夏休みの間、わたしはずっと、あの魔女の店を探していた。
 七夕の彦星だって、織姫を探して天界へ行けたのだ。わたしだって、魔女の店を探し出して、ケイ君を助けられるかもしれない。

 あきらめている場合ではない。
 あきらめたら、本当に、二度とケイ君に会えなくなってしまう気がする。

 あの時、わたしはどうやってあのお店に行ったのだろう?

 暑い中、わたしは毎日歩き回る。
 ケイ君に会いたい。
 その一心だった。

 夏休みも終わりに近づいた頃、歩き疲れたわたしが休憩に立ち寄ったのは、ケイ君と二人で行った公園だった。
 夏休み中だし、小学生が数名、楽しそうに遊んでいる。そのにぎやかに笑い合う横を通り過ぎて、わたしはベンチに座る。
 
 残念ながら、今日はお弁当は持ってきていないけれど、わたしの手には、お水を入れた水筒が一つ。

 水筒の水を飲んで、一息つく。
 わたしの腕には、ケイ君とお揃いのガラスの靴のチャームがついたブレスレットが、お日様の光を浴びて輝いている。

 ブレスレットも一緒に、ケイ君と消えた。
 ということは、ブレスレットは、ケイ君と一緒にあるんだ。
 
 十二時に魔法が解けて王子様と一旦は離れたシンデレラの元へ王子様を導いたのは、あのガラスの靴だった。
 わたしは、ガラスの靴のチャームに祈りを込める。
 
「お願い。ケイ君と一緒にいたいの」

 藁にもすがる気持ちだった。
 わたしに魔法の力があるわけではない。
 でも、他に頼るものもないの。

 周囲を通り過ぎる人が、必死に祈るわたしを見て、クスクスと笑っている。
 だけれども、そんなの構っていられない。
 わたしは、じっと祈り続ける。

 ダメだ。
 何も起きない。

 しばらく祈ったあと、わたしは立ち上がる。
 やっぱり自分の足で探さなきゃと、また疲れた足を引きずって歩き出したわたしは、ある人を見つける。

 「アクセサリー屋のおばさんだ」

 荷物を持って忙しそうに作業をしているのは、ケイ君と二人で行って、あのガラスの靴のブレスレットを売ってくれたおばさんだった。

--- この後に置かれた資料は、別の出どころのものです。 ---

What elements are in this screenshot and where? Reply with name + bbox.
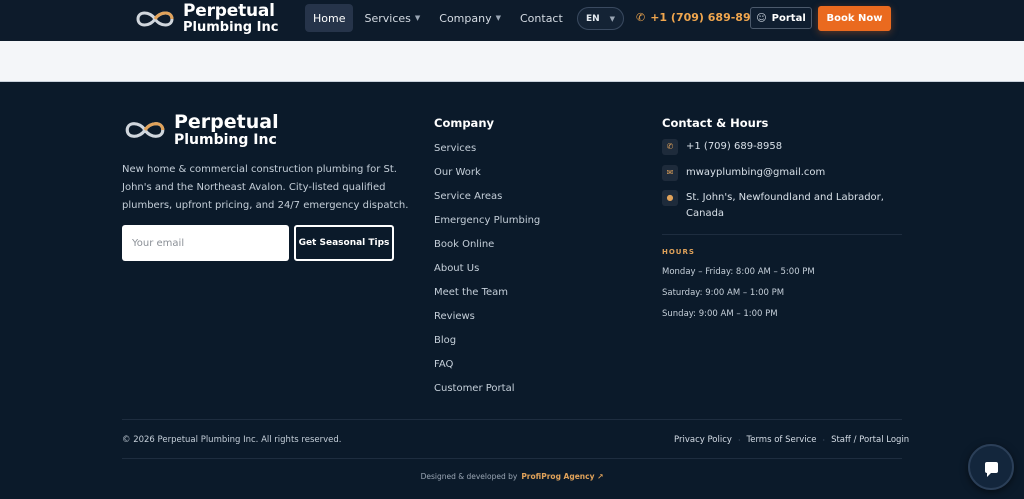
privacy-policy-link[interactable]: Privacy Policy bbox=[674, 435, 732, 445]
credit-text: Designed & developed by bbox=[420, 472, 518, 481]
site-footer: Perpetual Plumbing Inc New home & commer… bbox=[0, 82, 1024, 499]
legal-links: Privacy Policy · Terms of Service · Staf… bbox=[674, 435, 909, 445]
chevron-down-icon: ▼ bbox=[495, 14, 501, 22]
nav-home-label: Home bbox=[313, 11, 346, 25]
footer-logo-line1: Perpetual bbox=[174, 111, 279, 133]
hours-sunday: Sunday: 9:00 AM – 1:00 PM bbox=[662, 309, 778, 319]
newsletter-email-input[interactable] bbox=[122, 225, 289, 261]
contact-address: ● St. John's, Newfoundland and Labrador,… bbox=[662, 190, 884, 222]
contact-phone-text: +1 (709) 689-8958 bbox=[686, 141, 783, 152]
terms-of-service-link[interactable]: Terms of Service bbox=[746, 435, 816, 445]
footer-link-customer-portal[interactable]: Customer Portal bbox=[434, 382, 540, 406]
footer-link-reviews[interactable]: Reviews bbox=[434, 310, 540, 334]
portal-button[interactable]: ☺ Portal bbox=[750, 7, 812, 29]
contact-divider bbox=[662, 234, 902, 235]
nav-home[interactable]: Home bbox=[305, 4, 354, 32]
contact-email[interactable]: ✉ mwayplumbing@gmail.com bbox=[662, 165, 825, 181]
chat-icon bbox=[984, 461, 998, 477]
contact-email-text: mwayplumbing@gmail.com bbox=[686, 167, 826, 178]
footer-link-services[interactable]: Services bbox=[434, 142, 540, 166]
footer-link-blog[interactable]: Blog bbox=[434, 334, 540, 358]
book-now-button[interactable]: Book Now bbox=[818, 6, 891, 31]
seasonal-tips-label: Get Seasonal Tips bbox=[298, 238, 390, 248]
chevron-down-icon: ▼ bbox=[414, 14, 421, 22]
credit-line: Designed & developed by ProfiProg Agency … bbox=[0, 472, 1024, 481]
footer-link-emergency-plumbing[interactable]: Emergency Plumbing bbox=[434, 214, 540, 238]
language-value: EN bbox=[586, 13, 600, 24]
hours-heading: HOURS bbox=[662, 248, 695, 256]
site-header: Perpetual Plumbing Inc Home Services ▼ Co… bbox=[0, 0, 1024, 41]
footer-logo[interactable]: Perpetual Plumbing Inc bbox=[122, 113, 279, 147]
nav-services[interactable]: Services ▼ bbox=[356, 4, 428, 32]
chevron-down-icon: ▼ bbox=[609, 14, 615, 23]
nav-company[interactable]: Company ▼ bbox=[431, 4, 509, 32]
phone-icon: ✆ bbox=[662, 139, 678, 155]
separator-dot: · bbox=[822, 435, 826, 445]
footer-logo-line2: Plumbing Inc bbox=[174, 132, 277, 148]
footer-link-meet-the-team[interactable]: Meet the Team bbox=[434, 286, 540, 310]
logo-name-line2: Plumbing Inc bbox=[183, 20, 279, 35]
nav-contact-label: Contact bbox=[520, 11, 563, 25]
agency-link[interactable]: ProfiProg Agency ↗ bbox=[521, 472, 603, 481]
portal-label: Portal bbox=[771, 12, 806, 24]
nav-contact[interactable]: Contact bbox=[512, 4, 571, 32]
book-now-label: Book Now bbox=[826, 13, 883, 24]
nav-services-label: Services bbox=[364, 11, 411, 25]
separator-dot: · bbox=[737, 435, 741, 445]
main-nav: Home Services ▼ Company ▼ Contact bbox=[305, 4, 574, 32]
company-links: Services Our Work Service Areas Emergenc… bbox=[434, 142, 540, 406]
staff-portal-login-link[interactable]: Staff / Portal Login bbox=[831, 435, 909, 445]
credit-divider bbox=[122, 458, 902, 459]
footer-link-book-online[interactable]: Book Online bbox=[434, 238, 540, 262]
nav-company-label: Company bbox=[439, 11, 492, 25]
infinity-logo-icon bbox=[125, 122, 165, 138]
footer-link-service-areas[interactable]: Service Areas bbox=[434, 190, 540, 214]
contact-phone[interactable]: ✆ +1 (709) 689-8958 bbox=[662, 139, 782, 155]
language-selector[interactable]: EN ▼ bbox=[577, 7, 624, 30]
logo-name-line1: Perpetual bbox=[183, 1, 275, 21]
footer-divider bbox=[122, 419, 902, 420]
page-content-band bbox=[0, 41, 1024, 82]
hours-weekdays: Monday – Friday: 8:00 AM – 5:00 PM bbox=[662, 267, 815, 277]
company-heading: Company bbox=[434, 116, 494, 130]
footer-link-about-us[interactable]: About Us bbox=[434, 262, 540, 286]
email-icon: ✉ bbox=[662, 165, 678, 181]
footer-link-our-work[interactable]: Our Work bbox=[434, 166, 540, 190]
phone-icon: ✆ bbox=[636, 11, 646, 24]
company-description: New home & commercial construction plumb… bbox=[122, 164, 409, 211]
contact-address-line1: St. John's, Newfoundland and Labrador, bbox=[686, 192, 884, 203]
header-phone-number: +1 (709) 689-8958 bbox=[650, 11, 766, 24]
user-icon: ☺ bbox=[756, 12, 767, 24]
footer-link-faq[interactable]: FAQ bbox=[434, 358, 540, 382]
contact-heading: Contact & Hours bbox=[662, 116, 769, 130]
infinity-logo-icon bbox=[136, 11, 174, 26]
chat-widget-button[interactable] bbox=[968, 444, 1014, 490]
copyright: © 2026 Perpetual Plumbing Inc. All right… bbox=[122, 435, 342, 445]
location-icon: ● bbox=[662, 190, 678, 206]
contact-address-line2: Canada bbox=[686, 208, 725, 219]
header-logo[interactable]: Perpetual Plumbing Inc bbox=[133, 3, 278, 34]
header-phone-link[interactable]: ✆ +1 (709) 689-8958 bbox=[636, 11, 766, 24]
hours-saturday: Saturday: 9:00 AM – 1:00 PM bbox=[662, 288, 785, 298]
seasonal-tips-button[interactable]: Get Seasonal Tips bbox=[294, 225, 394, 261]
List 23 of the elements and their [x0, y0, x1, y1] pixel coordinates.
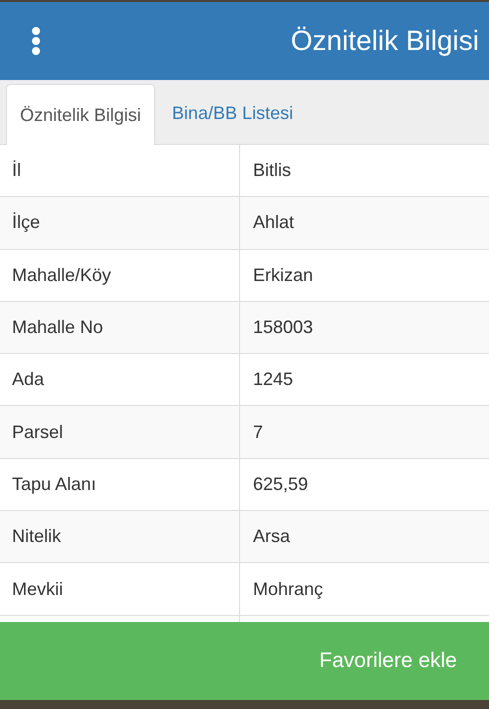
- tab[interactable]: Öznitelik Bilgisi: [6, 84, 156, 145]
- table-cell: İlçe: [0, 197, 240, 249]
- add-favorites-button[interactable]: Favorilere ekle: [0, 622, 489, 700]
- tab[interactable]: Bina/BB Listesi: [155, 83, 310, 144]
- menu-icon[interactable]: [30, 27, 42, 55]
- table-cell: Parsel: [0, 406, 240, 458]
- table-cell-text: 625,59: [252, 472, 310, 496]
- table-cell-text: Erkizan: [252, 264, 314, 287]
- table-cell-text: Mohranç: [252, 578, 324, 601]
- table-cell: Nitelik: [0, 511, 240, 562]
- table-cell: Mahalle No: [0, 302, 240, 354]
- header-title: Öznitelik Bilgisi: [290, 24, 479, 58]
- table-cell: Ada: [0, 354, 240, 406]
- table-cell-text: 7: [252, 420, 264, 444]
- table-cell: İl: [0, 145, 240, 196]
- table-cell: Mevkii: [0, 563, 240, 615]
- table-cell-text: Arsa: [252, 525, 292, 548]
- table-cell-text: 1245: [252, 368, 294, 392]
- table-cell: Tapu Alanı: [0, 458, 240, 510]
- table-cell: Mahalle/Köy: [0, 250, 240, 301]
- table-cell-text: Ahlat: [252, 211, 296, 234]
- table-cell-text: Bitlis: [252, 159, 292, 182]
- table-cell-text: 158003: [252, 316, 314, 340]
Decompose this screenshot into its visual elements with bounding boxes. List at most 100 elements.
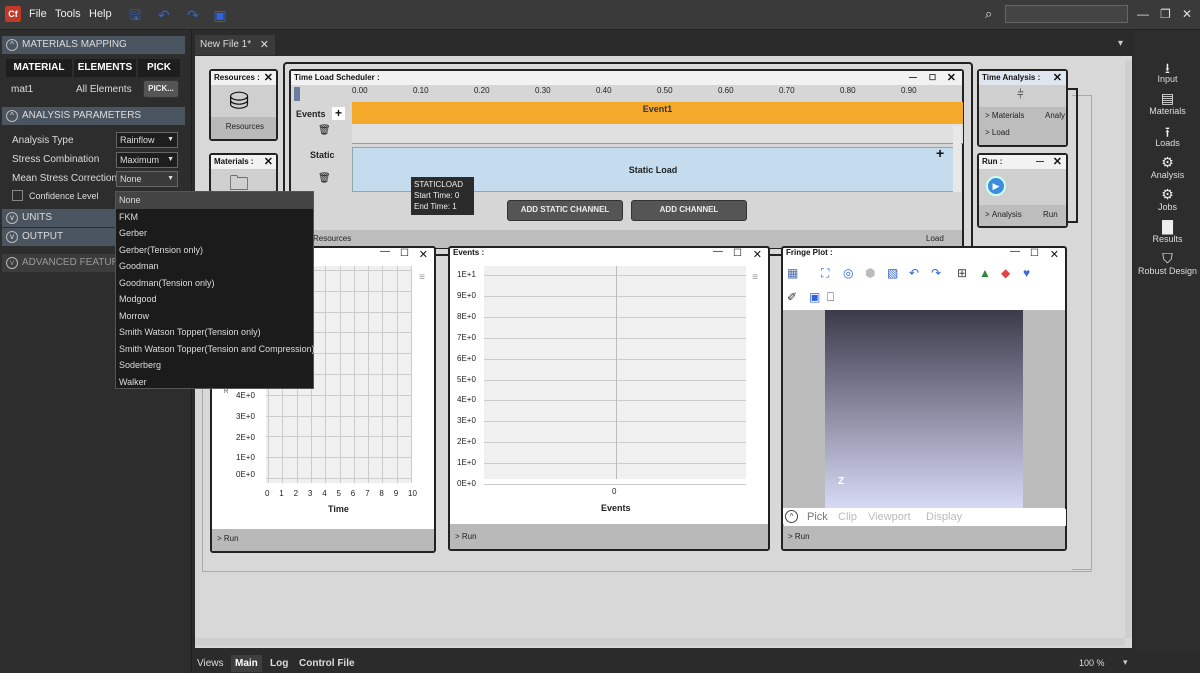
rotate-icon[interactable]: ◎	[843, 266, 853, 280]
stress-combination-select[interactable]: Maximum ▼	[116, 152, 178, 168]
menu-icon[interactable]: ≡	[752, 272, 758, 283]
close-icon[interactable]: ✕	[753, 248, 762, 261]
pick-button[interactable]: PICK...	[143, 80, 179, 98]
event1-bar[interactable]: Event1	[352, 102, 963, 124]
person-icon[interactable]: ▲	[979, 266, 991, 280]
close-icon[interactable]: ✕	[264, 71, 273, 85]
analysis-parameters-header[interactable]: ^ ANALYSIS PARAMETERS	[2, 107, 185, 125]
pan-icon[interactable]: ⬢	[865, 266, 875, 280]
close-icon[interactable]: ✕	[1053, 155, 1062, 169]
fringe-viewport[interactable]	[825, 310, 1023, 508]
mouse-icon[interactable]: ⎕	[827, 290, 834, 305]
tab-menu-icon[interactable]: ▾	[1118, 38, 1123, 49]
undo-icon[interactable]: ↶	[156, 7, 172, 23]
zoom-dropdown-icon[interactable]: ▾	[1123, 657, 1128, 668]
camera-icon[interactable]: ▣	[809, 290, 820, 304]
minimize-icon[interactable]: —	[713, 246, 723, 257]
dropdown-option[interactable]: Smith Watson Topper(Tension only)	[116, 324, 313, 341]
viewport-tab[interactable]: Viewport	[868, 511, 911, 523]
dropdown-option[interactable]: Gerber(Tension only)	[116, 242, 313, 259]
nav-robust-design[interactable]: ⛉ Robust Design	[1135, 250, 1200, 276]
mean-stress-dropdown[interactable]: None FKM Gerber Gerber(Tension only) Goodman…	[115, 191, 315, 391]
close-icon[interactable]: ✕	[1053, 71, 1062, 85]
log-tab[interactable]: Log	[270, 658, 288, 669]
add-static-icon[interactable]: +	[936, 145, 944, 161]
close-icon[interactable]: ✕	[419, 248, 428, 261]
clip-tab[interactable]: Clip	[838, 511, 857, 523]
dropdown-option[interactable]: Goodman(Tension only)	[116, 275, 313, 292]
eyedropper-icon[interactable]: ✐	[787, 290, 797, 304]
horizontal-scrollbar[interactable]	[195, 638, 1125, 646]
shape-icon[interactable]: ◆	[1001, 266, 1010, 280]
minimize-icon[interactable]: —	[1010, 246, 1020, 257]
maximize-icon[interactable]: ☐	[1030, 248, 1039, 259]
menu-file[interactable]: File	[29, 8, 47, 20]
nav-jobs[interactable]: ⚙ Jobs	[1135, 186, 1200, 212]
menu-help[interactable]: Help	[89, 8, 112, 20]
nav-loads[interactable]: ⭱ Loads	[1135, 122, 1200, 148]
add-event-icon[interactable]: +	[332, 107, 345, 120]
zoom-box-icon[interactable]: ▧	[887, 266, 898, 280]
maximize-icon[interactable]: ☐	[733, 248, 742, 259]
pick-tab[interactable]: Pick	[807, 511, 828, 523]
materials-node[interactable]: Materials : ✕ 🗀	[209, 153, 278, 195]
redo-icon[interactable]: ↷	[185, 7, 201, 23]
tab-new-file[interactable]: New File 1* ✕	[195, 35, 275, 55]
close-icon[interactable]: ✕	[264, 155, 273, 169]
mean-stress-select[interactable]: None ▼	[116, 171, 178, 187]
grid-icon[interactable]: ⊞	[957, 266, 967, 280]
menu-icon[interactable]: ≡	[419, 272, 425, 283]
fit-icon[interactable]: ⛶	[821, 266, 829, 281]
close-icon[interactable]: ✕	[1050, 248, 1059, 261]
dropdown-option[interactable]: Walker	[116, 374, 313, 391]
tab-elements[interactable]: ELEMENTS	[74, 59, 136, 77]
nav-analysis[interactable]: ⚙ Analysis	[1135, 154, 1200, 180]
play-icon[interactable]: ▶	[986, 176, 1006, 196]
menu-tools[interactable]: Tools	[55, 8, 81, 20]
scheduler-scrollbar[interactable]	[953, 126, 961, 192]
dropdown-option[interactable]: None	[116, 192, 313, 209]
save-icon[interactable]: 🖫	[127, 7, 143, 23]
minimize-icon[interactable]: —	[380, 246, 390, 257]
maximize-icon[interactable]: ☐	[929, 71, 936, 85]
run-node[interactable]: Run : — ✕ ▶ > Analysis Run	[977, 153, 1068, 228]
restore-icon[interactable]: ❐	[1160, 7, 1171, 21]
dropdown-option[interactable]: Gerber	[116, 225, 313, 242]
add-channel-button[interactable]: ADD CHANNEL	[631, 200, 747, 221]
main-tab[interactable]: Main	[231, 655, 262, 672]
close-icon[interactable]: ✕	[1182, 7, 1192, 21]
maximize-icon[interactable]: ☐	[400, 248, 409, 259]
nav-materials[interactable]: ▤ Materials	[1135, 90, 1200, 116]
control-file-tab[interactable]: Control File	[299, 658, 355, 669]
close-icon[interactable]: ✕	[947, 71, 956, 85]
collapse-icon[interactable]: ^	[785, 510, 798, 523]
minimize-icon[interactable]: —	[1036, 155, 1044, 169]
display-tab[interactable]: Display	[926, 511, 962, 523]
views-tab[interactable]: Views	[197, 658, 224, 669]
undo-icon[interactable]: ↶	[909, 266, 919, 280]
redo-icon[interactable]: ↷	[931, 266, 941, 280]
tab-pick[interactable]: PICK	[138, 59, 180, 77]
analysis-type-select[interactable]: Rainflow ▼	[116, 132, 178, 148]
close-tab-icon[interactable]: ✕	[260, 35, 269, 55]
camera-icon[interactable]: ▣	[212, 7, 228, 23]
add-static-channel-button[interactable]: ADD STATIC CHANNEL	[507, 200, 623, 221]
tab-material[interactable]: MATERIAL	[6, 59, 72, 77]
resources-node[interactable]: Resources : ✕ ⛁ Resources	[209, 69, 278, 141]
trash-icon[interactable]: 🗑	[318, 125, 331, 136]
color-icon[interactable]: ♥	[1023, 266, 1030, 280]
dropdown-option[interactable]: Modgood	[116, 291, 313, 308]
time-analysis-node[interactable]: Time Analysis : ✕ ⫩ > Materials Analy > L…	[977, 69, 1068, 147]
dropdown-option[interactable]: Morrow	[116, 308, 313, 325]
nav-input[interactable]: ⭳ Input	[1135, 58, 1200, 84]
cube-view-icon[interactable]: ▦	[787, 266, 798, 280]
dropdown-option[interactable]: FKM	[116, 209, 313, 226]
dropdown-option[interactable]: Soderberg	[116, 357, 313, 374]
nav-results[interactable]: ▇ Results	[1135, 218, 1200, 244]
trash-icon[interactable]: 🗑	[318, 173, 331, 184]
confidence-checkbox[interactable]	[12, 190, 23, 201]
dropdown-option[interactable]: Smith Watson Topper(Tension and Compress…	[116, 341, 315, 358]
dropdown-option[interactable]: Goodman	[116, 258, 313, 275]
vertical-scrollbar[interactable]	[1125, 60, 1132, 638]
search-input[interactable]	[1005, 5, 1128, 23]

 つい懐かしくなって駆け寄れば、また露天を開いている。

 「おや、この間アクセサリーを買ってくれた子だね!」

 おばさんは、にこりと人懐っこい笑みを見せてくれる。

 「今日は精霊を連れていないんだね」
 「え、おばさん! ケイ君が精霊だって気づいていたの?」
 「そりゃそうさ。おばさんは、何でもお見通し。魔女エレルザーレが黒い魔女なら、おばさんは、白い魔女」

 驚いた。
 魔女って、一人じゃないんだ。

 「それにしても驚いた。あなたすごいね。このわたしと、二回も会うなんて! 普通は、一度きりしか会えないのよ?」

 似たようなことを、魔女エレルザーレも言っていたっけ? そんなにすごいのだろうか?

 「願う力が強いのかもね。たまにいるのよ、そういう人間。ほら、何だかんだで、強運な人、いるでしょ? あなたの周りにも」

 確かにいる。
 クラスメートの菜々子ちゃんなんかは、よく雑誌の懸賞に当たったり、コンサートの抽選でも当たったりしている。

 でも、わたしは、そんなの当たったことない。
 魔女に出会う確率が高くっても、良いことばかりではない。

「魔女さん、お願い! ケイ君に合わせてほしいの!」

 おばさんが魔女だっていうならば、わたしは、頼みたい。それこそ、ケイ君が、あの悪い魔女の手から逃げられるのならば、わたしの魂くらいくれてやったっていい。

 そう……思ったの。

 「あら、あなたには、もう助けはお売りしたじゃない」

 おばさんが、わたしのブレスレットをツンツンとつつく。

 「待ってなさい。チャンスは必ずその靴が連れてくるから」
 「靴が? このガラスの靴が?」
 「そう。でも油断しちゃダメよ。靴が連れてきたチャンスを逃せば、その次はないの」

 ……その次はない。

 わたしの背中は、夏なのにゾクリと寒くなる。
 思わずブレスレットをギュッと握り締めた。

 おばさんは、それ以上何も教えてはくれなかった。
 そして、夏休みの間、ブレスレットがケイ君を連れてきてくれることも、わたしを導いてくれることもなかった。